Com a primavera batendo à porta, a pergunta emerge com energia redobrada: quando nos será lícito e legítimo utilizar a expressão do título para anunciar, em alto e bom som, um novo despertar das forças sociais!

Lembro que, no final da década de 1990, então como assessor do Setor Pastoral Social da CNBB, eu mesmo me vali dessa formulação num comentário destinado à análise de conjuntura. Atravessávamos outros desertos, os tempos se revelavam frutuosos, efervescentes e auspiciosos! Celebrava-se em todo mundo um triênio de preparação ao grande Jubileu do ano 2000. Paralelos e complementares aos eventos promovidos pela comemoração dessa data jubilar, transcorriam os debates da 3ª Semana Social Brasileira (SSB). O Grito dos Excluídos caminhava para a sua 5ª edição, enquanto se fortalecia a Campanha Jubileu Sul. Os plebiscitos populares levavam às ruas milhões de pessoas em todo território nacional.

Uma série de igarapés convergiam para o rio caudaloso de um novo projeto popular para o país. Iniciativa sempre em construção e que foi batizada pelas Semanas Sociais Brasileiras como “O Brasil que queremos”. Águas rebeldes e represadas, por isso mesmo portentosas, que, de alguma forma, indicavam um horizonte plural, aberto e democrático. Eram significativos tempos de madura safra, embora não tivéssemos consciência da colheita. Mas os frutos brotavam do chão com relativa abundância. Na evolução de um processo histórico, terá havido alguma geração com a sorte de presenciar mais de uma colheita! O mais razoável e menos frustrante é contentarmo-nos com apenas uma, ou tão somente com seus botões apontando “um novo céu e uma nova terra”.
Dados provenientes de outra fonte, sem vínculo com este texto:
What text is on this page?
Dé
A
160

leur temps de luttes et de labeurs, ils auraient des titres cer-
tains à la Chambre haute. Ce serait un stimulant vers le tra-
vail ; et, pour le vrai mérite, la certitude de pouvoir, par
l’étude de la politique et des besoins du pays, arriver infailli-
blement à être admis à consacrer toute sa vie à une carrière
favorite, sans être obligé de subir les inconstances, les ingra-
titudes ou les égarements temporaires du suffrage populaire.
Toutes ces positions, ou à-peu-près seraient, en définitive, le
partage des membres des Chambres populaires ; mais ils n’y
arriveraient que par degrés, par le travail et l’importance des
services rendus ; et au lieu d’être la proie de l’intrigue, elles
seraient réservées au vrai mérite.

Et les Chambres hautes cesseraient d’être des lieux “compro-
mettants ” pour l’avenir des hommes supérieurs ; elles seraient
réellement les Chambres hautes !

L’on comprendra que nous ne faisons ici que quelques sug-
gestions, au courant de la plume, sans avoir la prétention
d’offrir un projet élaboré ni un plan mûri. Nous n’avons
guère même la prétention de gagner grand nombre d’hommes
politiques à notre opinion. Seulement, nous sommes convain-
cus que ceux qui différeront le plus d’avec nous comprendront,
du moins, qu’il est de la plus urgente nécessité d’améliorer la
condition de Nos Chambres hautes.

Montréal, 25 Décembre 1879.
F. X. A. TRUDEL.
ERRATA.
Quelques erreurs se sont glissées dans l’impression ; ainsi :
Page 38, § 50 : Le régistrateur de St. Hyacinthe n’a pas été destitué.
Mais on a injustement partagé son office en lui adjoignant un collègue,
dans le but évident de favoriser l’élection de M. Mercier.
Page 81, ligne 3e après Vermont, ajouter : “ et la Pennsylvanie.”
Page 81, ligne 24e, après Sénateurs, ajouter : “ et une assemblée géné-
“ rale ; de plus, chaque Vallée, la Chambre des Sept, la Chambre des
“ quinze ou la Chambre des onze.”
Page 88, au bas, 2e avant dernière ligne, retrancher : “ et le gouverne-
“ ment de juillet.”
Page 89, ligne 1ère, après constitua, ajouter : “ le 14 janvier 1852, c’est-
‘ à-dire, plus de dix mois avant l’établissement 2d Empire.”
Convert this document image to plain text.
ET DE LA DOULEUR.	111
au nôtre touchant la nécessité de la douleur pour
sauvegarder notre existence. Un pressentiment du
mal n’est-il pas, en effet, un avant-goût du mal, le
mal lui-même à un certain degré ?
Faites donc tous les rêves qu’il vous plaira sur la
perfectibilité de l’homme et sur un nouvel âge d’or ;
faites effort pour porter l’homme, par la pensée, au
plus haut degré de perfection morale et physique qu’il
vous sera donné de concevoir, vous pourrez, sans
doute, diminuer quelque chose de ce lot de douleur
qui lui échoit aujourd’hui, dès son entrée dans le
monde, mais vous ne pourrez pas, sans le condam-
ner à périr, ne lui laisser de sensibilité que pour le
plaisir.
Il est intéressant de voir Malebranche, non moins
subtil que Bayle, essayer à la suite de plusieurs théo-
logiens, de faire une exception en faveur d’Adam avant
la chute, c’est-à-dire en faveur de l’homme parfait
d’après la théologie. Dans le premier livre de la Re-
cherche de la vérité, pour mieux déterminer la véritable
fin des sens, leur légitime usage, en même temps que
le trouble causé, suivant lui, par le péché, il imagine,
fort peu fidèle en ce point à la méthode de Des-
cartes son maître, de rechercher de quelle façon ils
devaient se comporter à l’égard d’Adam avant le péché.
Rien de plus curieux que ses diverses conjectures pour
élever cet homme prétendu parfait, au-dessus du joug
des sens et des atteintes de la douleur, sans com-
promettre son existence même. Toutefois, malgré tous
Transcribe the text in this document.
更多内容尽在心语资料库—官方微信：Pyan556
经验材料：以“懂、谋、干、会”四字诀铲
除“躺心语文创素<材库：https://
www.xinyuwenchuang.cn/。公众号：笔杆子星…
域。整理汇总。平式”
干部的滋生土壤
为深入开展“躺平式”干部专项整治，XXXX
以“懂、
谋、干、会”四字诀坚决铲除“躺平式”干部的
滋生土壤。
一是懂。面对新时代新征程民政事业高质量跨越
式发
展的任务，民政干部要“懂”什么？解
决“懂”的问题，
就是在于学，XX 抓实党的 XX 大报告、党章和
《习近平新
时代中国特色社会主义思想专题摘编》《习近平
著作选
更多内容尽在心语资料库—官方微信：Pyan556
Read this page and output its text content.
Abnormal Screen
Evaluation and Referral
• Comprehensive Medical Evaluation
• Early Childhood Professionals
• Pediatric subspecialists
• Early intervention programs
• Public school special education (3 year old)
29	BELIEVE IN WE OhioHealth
Certo, não podemos esquecer que está em curso a 6ª Semana Social Brasileira, com o lema “Mutirão pela vida – por terra, teto e trabalho”. A exemplo das últimas, trata-se menos de eventos localizados no tempo e no espaço, do que um processo de debates que se desenvolve de norte a sul, de leste a oeste. Lançada na 58ª Assembleia Geral da CNBB, em abril de 2020, deverá desenrolar-se até julho de 2022. Em termos de participação de movimentos, entidades e organizações, entretanto, torna-se difícil comparar com as edições anteriores. Evidente, com a pandemia do Covid-19, estamos atravessando um terreno hostil e minado, inóspito e desconhecido. Mas, antes mesmo desse flagelo global, já era conhecida e notória a sonolência letárgica de não poucas organizações populares, junta mente com algumas de suas lideranças. Vale uma ressalva diante das inúmeras iniciativas solidárias em favor dos infectados e afetados pelo novo coronavírus, esse “inimigo silencioso e invisível”, como também em favor dos trabalhadores e trabalhadoras igualmente “invisíveis” e às famílias enlutadas de mais de 130 mil mortos.

A apatia e o desencanto, porém, parecem se perpetuar. Em que momento nos passaram uma rasteira que deixou no íntimo de cada um de nós, liderança, agente pastoral ou social, um gosto amargo de derrota, além da dificuldade de reerguer-se! Existe algum culpado de tal rasteira! Ou teríamos sido nós mesmos seus verdadeiros protagonistas, sofrendo-a a partir das entranhas do processo de conscientizaçãoorganização e mobilização! Hoje padecemos de uma espécie de saudade mórbida e doentia. Se por uma parte a saudade pode ser até remédio para alguns males, por outra o saudosismo é sempre venenoso. Amarra pés e mãos; cristaliza, petrifica e fossiliza a memória, o que equivale a paralisar a mente e a inteligência. Lamentar as mágoas do “paraíso perdido” irremediavelmente no passado costuma levar à miopia ou à cegueira. Mesmo na narrativa bíblica do livro de Gênesis, a expulsão do jardim idílico vem acompanhada com a necessidade de “buscar o pão com o suor do trabalho”.

O grande desafio que se coloca é justamente o de colocar em ação “o suor do trabalho” para resgatar e revigorar as energias sociais, hoje soltas e fragmentadas. Quem sabe rever o trabalho de base ou “de formiguinha”, no sentido de cavar fundo o solo árido para nele, e só a partir dele, encontrar a umidade e os ingredientes que nutrem a vida e a mudança. Sem mergulhar as raízes na terra, a flor, a espiga e a planta não podem se levantar do chão.